3. Let others find the leak for you

gem install bundler-leak
bundle leak update
bundle leak

That's it, if the last command shows something other than No leaks found, you are lucky here's the leak. Fix it, ship it and let's go! See rubymem/bundler-leak for more information.

Unfortunately, this tool (and maybe others that I don't know about) is not enough for two reasons:

  1. Not all leaks are referenced here (hence if you find one, please advise @memruby).
  2. Sorry to say this, but more often than not, the issue is in our codebase, not the lib we use.

4. Finding the leak by yourself

There are already some articles telling you how to do that. Hence I'll focus on finding the leak locally (not on your production machine) and using existing tools rather than coding them ourselves.

So, once you are sure your issue is a leak, you can start searching for it. This task is harder than searching for a memory bloat since memory slowly grows over time, and you cannot just benchmark before and after a method to see evolution, you wouldn't know if it was just retained because no GC occurred yet, or because it was leaking.

Fortunately, there exists one really great ruby tool: ObjectSpace.dump_all (and a bit more) which lets us analyze our application memory at a given time. And we can take advantage of that to take a few snapshots, and then compare them.

Using derailed benchmarks (QUESTION: Not sure it should be there, or where it should be)

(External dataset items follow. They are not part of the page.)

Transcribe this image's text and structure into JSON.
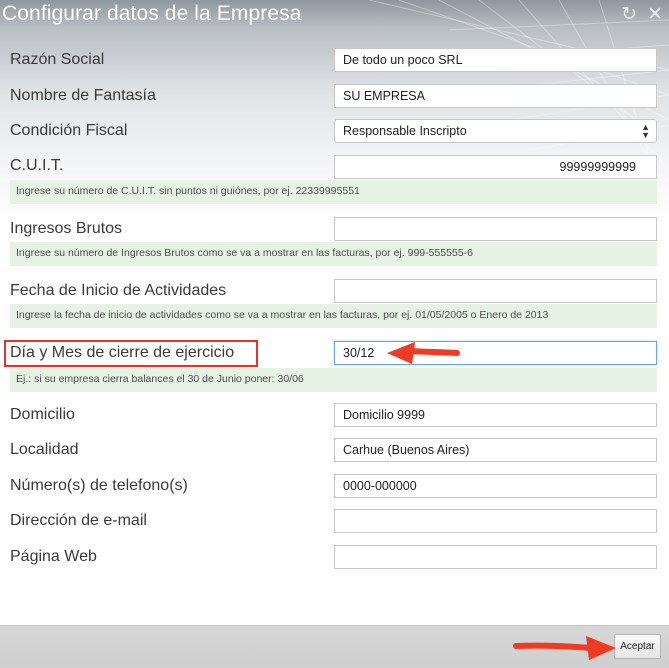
{
  "window": {
    "title": "Configurar datos de la Empresa",
    "icons": [
      "refresh-icon",
      "close-icon"
    ]
  },
  "fields": {
    "razon_social": {
      "label": "Razón Social",
      "value": "De todo un poco SRL"
    },
    "nombre_fantasia": {
      "label": "Nombre de Fantasía",
      "value": "SU EMPRESA"
    },
    "condicion_fiscal": {
      "label": "Condición Fiscal",
      "value": "Responsable Inscripto"
    },
    "cuit": {
      "label": "C.U.I.T.",
      "value": "99999999999",
      "hint": "Ingrese su número de C.U.I.T. sin puntos ni guiónes, por ej. 22339995551"
    },
    "ingresos_brutos": {
      "label": "Ingresos Brutos",
      "value": "",
      "hint": "Ingrese su número de Ingresos Brutos como se va a mostrar en las facturas, por ej. 999-555555-6"
    },
    "fecha_inicio": {
      "label": "Fecha de Inicio de Actividades",
      "value": "",
      "hint": "Ingrese la fecha de inicio de actividades como se va a mostrar en las facturas, por ej. 01/05/2005 o Enero de 2013"
    },
    "cierre_ejercicio": {
      "label": "Día y Mes de cierre de ejercicio",
      "value": "30/12",
      "hint": "Ej.: si su empresa cierra balances el 30 de Junio poner: 30/06"
    },
    "domicilio": {
      "label": "Domicilio",
      "value": "Domicilio 9999"
    },
    "localidad": {
      "label": "Localidad",
      "value": "Carhue (Buenos Aires)"
    },
    "telefono": {
      "label": "Número(s) de telefono(s)",
      "value": "0000-000000"
    },
    "email": {
      "label": "Dirección de e-mail",
      "value": ""
    },
    "web": {
      "label": "Página Web",
      "value": ""
    }
  },
  "footer": {
    "accept_label": "Aceptar"
  },
  "annotations": {
    "highlight_color": "#e5322d",
    "arrow_color": "#f03a24"
  }
}
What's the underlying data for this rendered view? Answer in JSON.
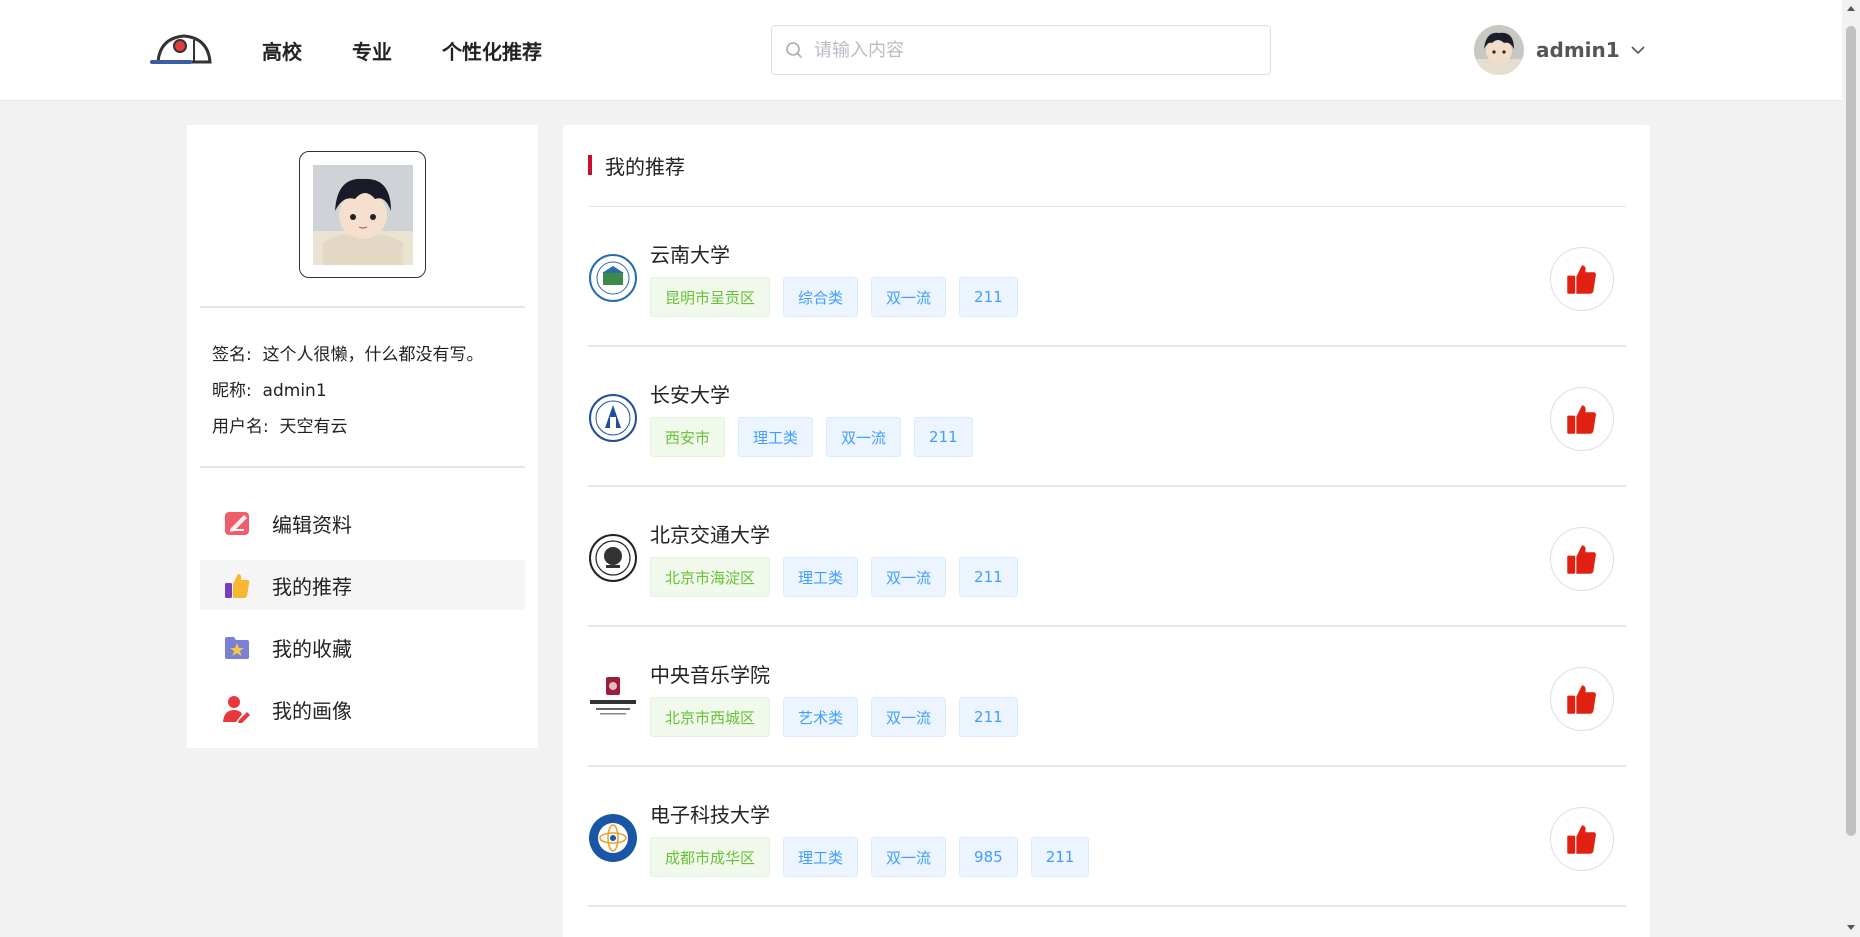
{
  "header": {
    "nav": [
      {
        "label": "高校"
      },
      {
        "label": "专业"
      },
      {
        "label": "个性化推荐"
      }
    ],
    "search": {
      "placeholder": "请输入内容",
      "value": ""
    },
    "user": {
      "name": "admin1"
    }
  },
  "profile": {
    "signature_label": "签名:",
    "signature": "这个人很懒，什么都没有写。",
    "nickname_label": "昵称:",
    "nickname": "admin1",
    "username_label": "用户名:",
    "username": "天空有云"
  },
  "menu": [
    {
      "label": "编辑资料",
      "icon": "edit-icon"
    },
    {
      "label": "我的推荐",
      "icon": "thumbs-up-icon"
    },
    {
      "label": "我的收藏",
      "icon": "favorite-folder-icon"
    },
    {
      "label": "我的画像",
      "icon": "user-profile-icon"
    }
  ],
  "recommend": {
    "title": "我的推荐",
    "items": [
      {
        "name": "云南大学",
        "location": "昆明市呈贡区",
        "tags": [
          "综合类",
          "双一流",
          "211"
        ]
      },
      {
        "name": "长安大学",
        "location": "西安市",
        "tags": [
          "理工类",
          "双一流",
          "211"
        ]
      },
      {
        "name": "北京交通大学",
        "location": "北京市海淀区",
        "tags": [
          "理工类",
          "双一流",
          "211"
        ]
      },
      {
        "name": "中央音乐学院",
        "location": "北京市西城区",
        "tags": [
          "艺术类",
          "双一流",
          "211"
        ]
      },
      {
        "name": "电子科技大学",
        "location": "成都市成华区",
        "tags": [
          "理工类",
          "双一流",
          "985",
          "211"
        ]
      }
    ]
  },
  "colors": {
    "accent": "#c8102e",
    "like": "#e02010",
    "tag_green": "#67c23a",
    "tag_blue": "#409eff"
  }
}
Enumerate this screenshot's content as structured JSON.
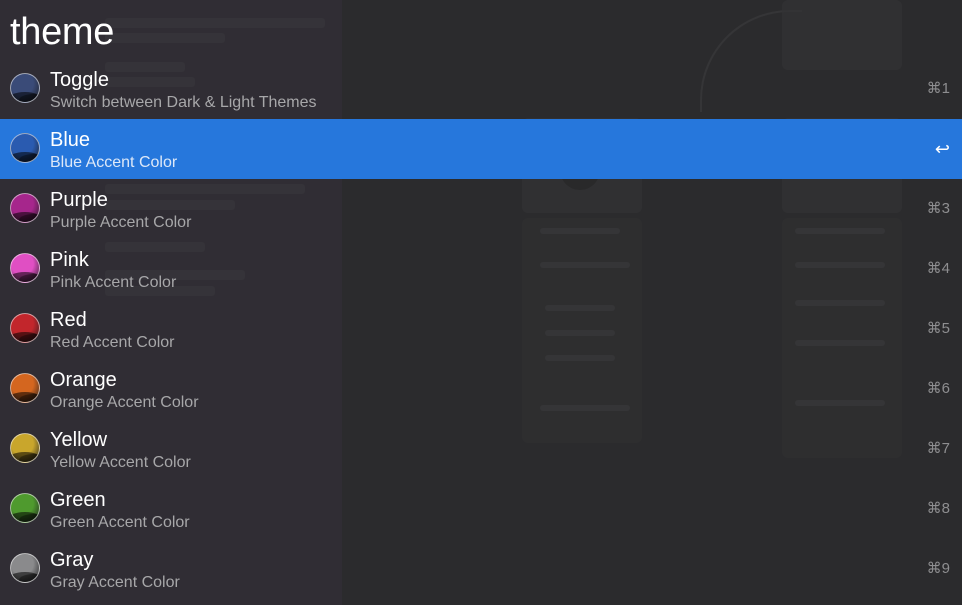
{
  "query": "theme",
  "results": [
    {
      "title": "Toggle",
      "subtitle": "Switch between Dark & Light Themes",
      "shortcut": "⌘1",
      "icon": "theme-toggle-icon",
      "color": "#3a4b78",
      "selected": false
    },
    {
      "title": "Blue",
      "subtitle": "Blue Accent Color",
      "shortcut": "↩",
      "icon": "blue-accent-icon",
      "color": "#2a5bb0",
      "selected": true
    },
    {
      "title": "Purple",
      "subtitle": "Purple Accent Color",
      "shortcut": "⌘3",
      "icon": "purple-accent-icon",
      "color": "#a6268c",
      "selected": false
    },
    {
      "title": "Pink",
      "subtitle": "Pink Accent Color",
      "shortcut": "⌘4",
      "icon": "pink-accent-icon",
      "color": "#e04fc3",
      "selected": false
    },
    {
      "title": "Red",
      "subtitle": "Red Accent Color",
      "shortcut": "⌘5",
      "icon": "red-accent-icon",
      "color": "#c2262c",
      "selected": false
    },
    {
      "title": "Orange",
      "subtitle": "Orange Accent Color",
      "shortcut": "⌘6",
      "icon": "orange-accent-icon",
      "color": "#d4661f",
      "selected": false
    },
    {
      "title": "Yellow",
      "subtitle": "Yellow Accent Color",
      "shortcut": "⌘7",
      "icon": "yellow-accent-icon",
      "color": "#c9a62c",
      "selected": false
    },
    {
      "title": "Green",
      "subtitle": "Green Accent Color",
      "shortcut": "⌘8",
      "icon": "green-accent-icon",
      "color": "#4f9a2e",
      "selected": false
    },
    {
      "title": "Gray",
      "subtitle": "Gray Accent Color",
      "shortcut": "⌘9",
      "icon": "gray-accent-icon",
      "color": "#8a8a8c",
      "selected": false
    }
  ],
  "colors": {
    "selection": "#2677dc",
    "background": "#2f2f31",
    "subtitle": "#a7a7a9",
    "shortcut": "#8e8e90"
  }
}
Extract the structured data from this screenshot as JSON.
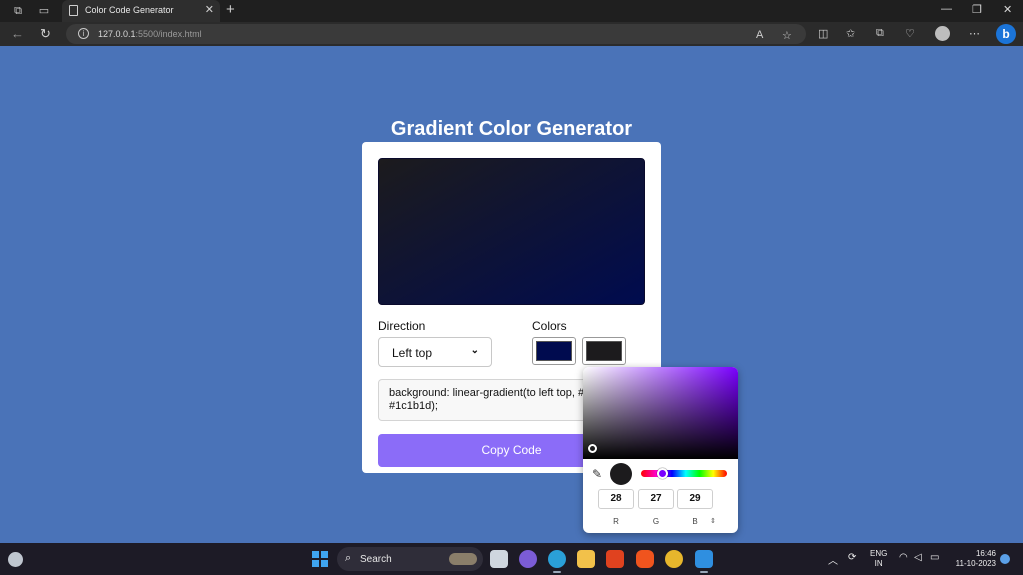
{
  "browser": {
    "tab_title": "Color Code Generator",
    "url_host": "127.0.0.1",
    "url_path": ":5500/index.html"
  },
  "page": {
    "title": "Gradient Color Generator",
    "direction_label": "Direction",
    "direction_value": "Left top",
    "colors_label": "Colors",
    "color1": "#000b4f",
    "color2": "#1c1b1d",
    "code_text": "background: linear-gradient(to left top, #000b4f, #1c1b1d);",
    "copy_button": "Copy Code"
  },
  "picker": {
    "r": "28",
    "g": "27",
    "b": "29",
    "r_label": "R",
    "g_label": "G",
    "b_label": "B"
  },
  "taskbar": {
    "search_placeholder": "Search",
    "lang_line1": "ENG",
    "lang_line2": "IN",
    "time": "16:46",
    "date": "11-10-2023"
  },
  "colors": {
    "page_bg": "#4a73b8",
    "button": "#8b6cf8",
    "hue_selected": "#7a00ff"
  }
}
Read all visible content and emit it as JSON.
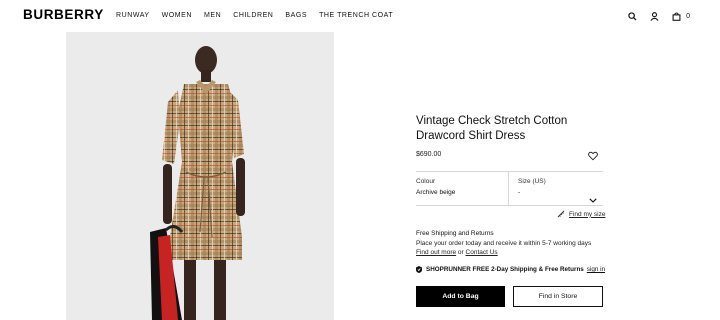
{
  "header": {
    "logo": "BURBERRY",
    "nav": [
      "RUNWAY",
      "WOMEN",
      "MEN",
      "CHILDREN",
      "BAGS",
      "THE TRENCH COAT"
    ],
    "bag_count": "0",
    "icons": [
      "search-icon",
      "account-icon",
      "bag-icon"
    ]
  },
  "product": {
    "title": "Vintage Check Stretch Cotton Drawcord Shirt Dress",
    "price": "$690.00",
    "colour_label": "Colour",
    "colour_value": "Archive beige",
    "size_label": "Size (US)",
    "size_value": "-",
    "size_link": "Find my size",
    "shipping_title": "Free Shipping and Returns",
    "shipping_text": "Place your order today and receive it within 5-7 working days",
    "find_out_more": "Find out more",
    "or_text": "or",
    "contact_us": "Contact Us",
    "shoprunner_text": "SHOPRUNNER FREE 2-Day Shipping & Free Returns",
    "sign_in": "sign in",
    "add_to_bag": "Add to Bag",
    "find_in_store": "Find in Store"
  },
  "colors": {
    "image_bg": "#ebebeb",
    "check_beige": "#c7a77a",
    "button_black": "#000000"
  }
}
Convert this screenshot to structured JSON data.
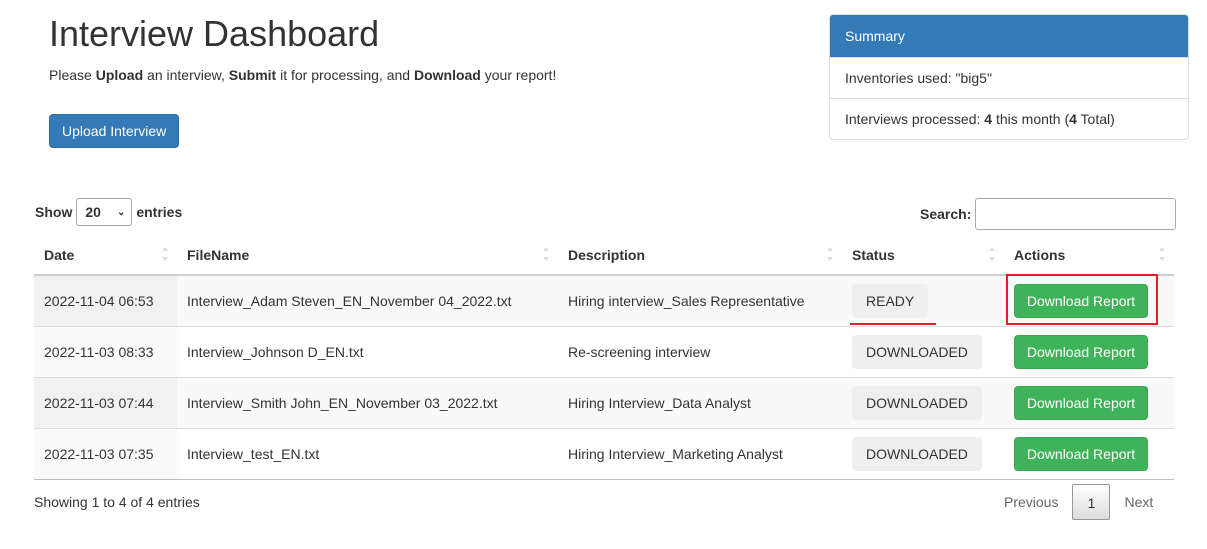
{
  "header": {
    "title": "Interview Dashboard",
    "intro": {
      "t1": "Please ",
      "b1": "Upload",
      "t2": " an interview, ",
      "b2": "Submit",
      "t3": " it for processing, and ",
      "b3": "Download",
      "t4": " your report!"
    },
    "upload_button": "Upload Interview"
  },
  "summary": {
    "title": "Summary",
    "inventories_label": "Inventories used: \"big5\"",
    "processed": {
      "prefix": "Interviews processed: ",
      "month_count": "4",
      "mid": " this month (",
      "total_count": "4",
      "suffix": " Total)"
    }
  },
  "controls": {
    "show_label": "Show",
    "entries_selected": "20",
    "entries_label": "entries",
    "search_label": "Search:",
    "search_value": "",
    "search_placeholder": ""
  },
  "table": {
    "columns": [
      "Date",
      "FileName",
      "Description",
      "Status",
      "Actions"
    ],
    "rows": [
      {
        "date": "2022-11-04 06:53",
        "filename": "Interview_Adam Steven_EN_November 04_2022.txt",
        "description": "Hiring interview_Sales Representative",
        "status": "READY",
        "action": "Download Report"
      },
      {
        "date": "2022-11-03 08:33",
        "filename": "Interview_Johnson D_EN.txt",
        "description": "Re-screening interview",
        "status": "DOWNLOADED",
        "action": "Download Report"
      },
      {
        "date": "2022-11-03 07:44",
        "filename": "Interview_Smith John_EN_November 03_2022.txt",
        "description": "Hiring Interview_Data Analyst",
        "status": "DOWNLOADED",
        "action": "Download Report"
      },
      {
        "date": "2022-11-03 07:35",
        "filename": "Interview_test_EN.txt",
        "description": "Hiring Interview_Marketing Analyst",
        "status": "DOWNLOADED",
        "action": "Download Report"
      }
    ]
  },
  "footer": {
    "info": "Showing 1 to 4 of 4 entries",
    "previous": "Previous",
    "current_page": "1",
    "next": "Next"
  },
  "colors": {
    "primary": "#337ab7",
    "success": "#3fb35a",
    "annotation_red": "#e0202b"
  }
}
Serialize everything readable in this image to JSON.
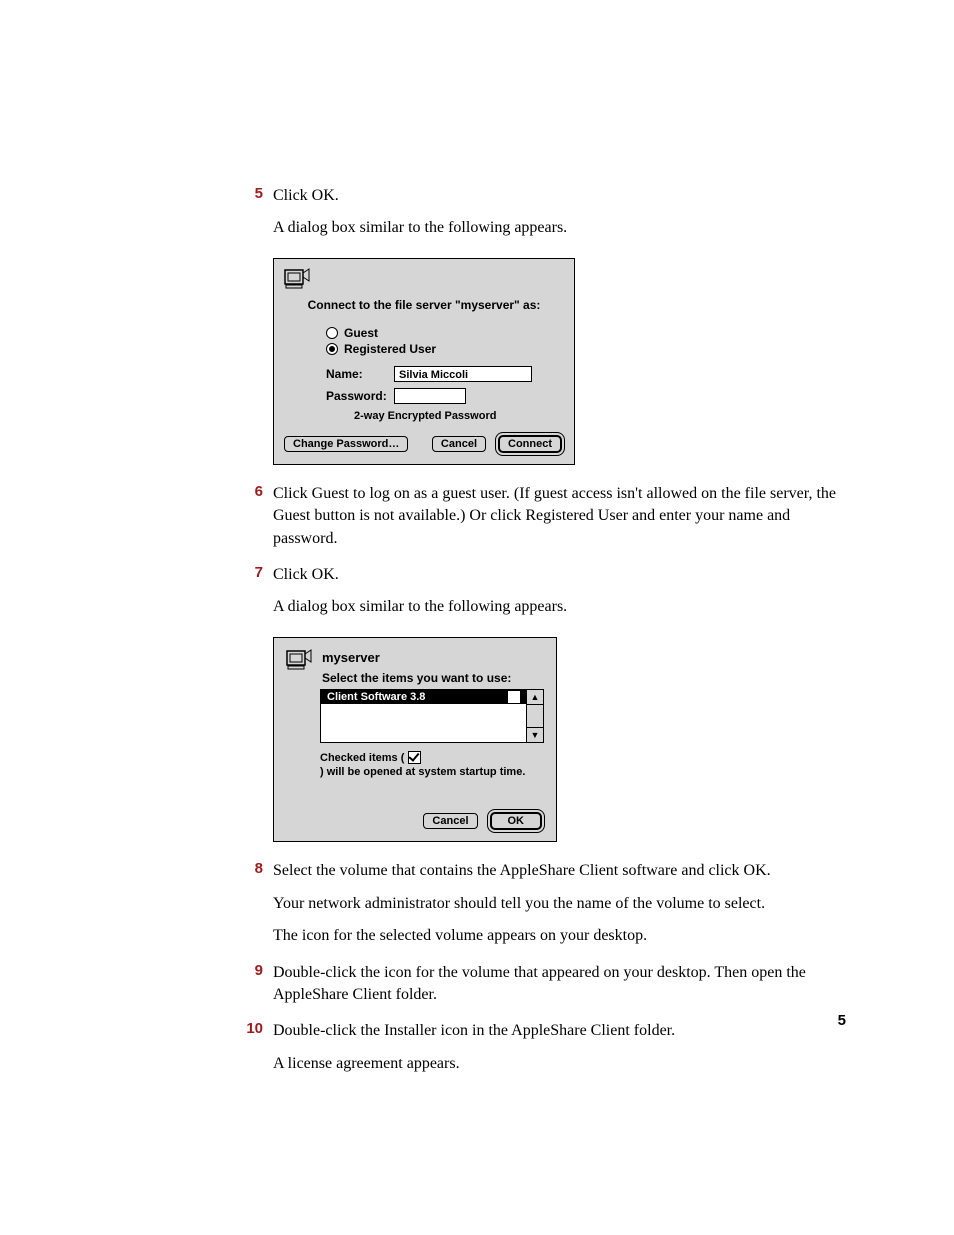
{
  "page_number": "5",
  "steps": [
    {
      "num": "5",
      "lines": [
        "Click OK.",
        "A dialog box similar to the following appears."
      ]
    },
    {
      "num": "6",
      "lines": [
        "Click Guest to log on as a guest user. (If guest access isn't allowed on the file server, the Guest button is not available.) Or click Registered User and enter your name and password."
      ]
    },
    {
      "num": "7",
      "lines": [
        "Click OK.",
        "A dialog box similar to the following appears."
      ]
    },
    {
      "num": "8",
      "lines": [
        "Select the volume that contains the AppleShare Client software and click OK.",
        "Your network administrator should tell you the name of the volume to select.",
        "The icon for the selected volume appears on your desktop."
      ]
    },
    {
      "num": "9",
      "lines": [
        "Double-click the icon for the volume that appeared on your desktop. Then open the AppleShare Client folder."
      ]
    },
    {
      "num": "10",
      "lines": [
        "Double-click the Installer icon in the AppleShare Client folder.",
        "A license agreement appears."
      ]
    }
  ],
  "dialog1": {
    "prompt": "Connect to the file server \"myserver\" as:",
    "guest": "Guest",
    "registered": "Registered User",
    "name_label": "Name:",
    "name_value": "Silvia Miccoli",
    "password_label": "Password:",
    "enc_note": "2-way Encrypted Password",
    "change_pw": "Change Password…",
    "cancel": "Cancel",
    "connect": "Connect"
  },
  "dialog2": {
    "server": "myserver",
    "prompt": "Select the items you want to use:",
    "item": "Client Software 3.8",
    "note_a": "Checked items (",
    "note_b": ") will be opened at system startup time.",
    "cancel": "Cancel",
    "ok": "OK"
  }
}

Now is a good time to talk about derailed_benchmarks. If you don't know about it yet, it is a tool for benchmarking rails (and rack) applications performances either for time or memory issues. You may dig through the README for more information, I'll stick with a simple and essential way here:

  1. gem install derailed_benchmarks
  2. RAILS_ENV=production RACK_ENV=production derailed_benchmarks exec <cmd>

Analyzing memory heaps

The idea here is to generate three consecutive dumps (A, B, and C for instance) separated by a few requests to your application, and then compare them to detect what is retained and what is not. I will not detail what is the content of those dumps here, just how to exploit it (here for content).

So what we are going to do is checking which objects are in B, and not in A. Meaning, objects that have been created during requests received between both memory snapshots.

Then we'll keep only objects that are both in B and C. Meaning, objects that were present at B and retained afterward.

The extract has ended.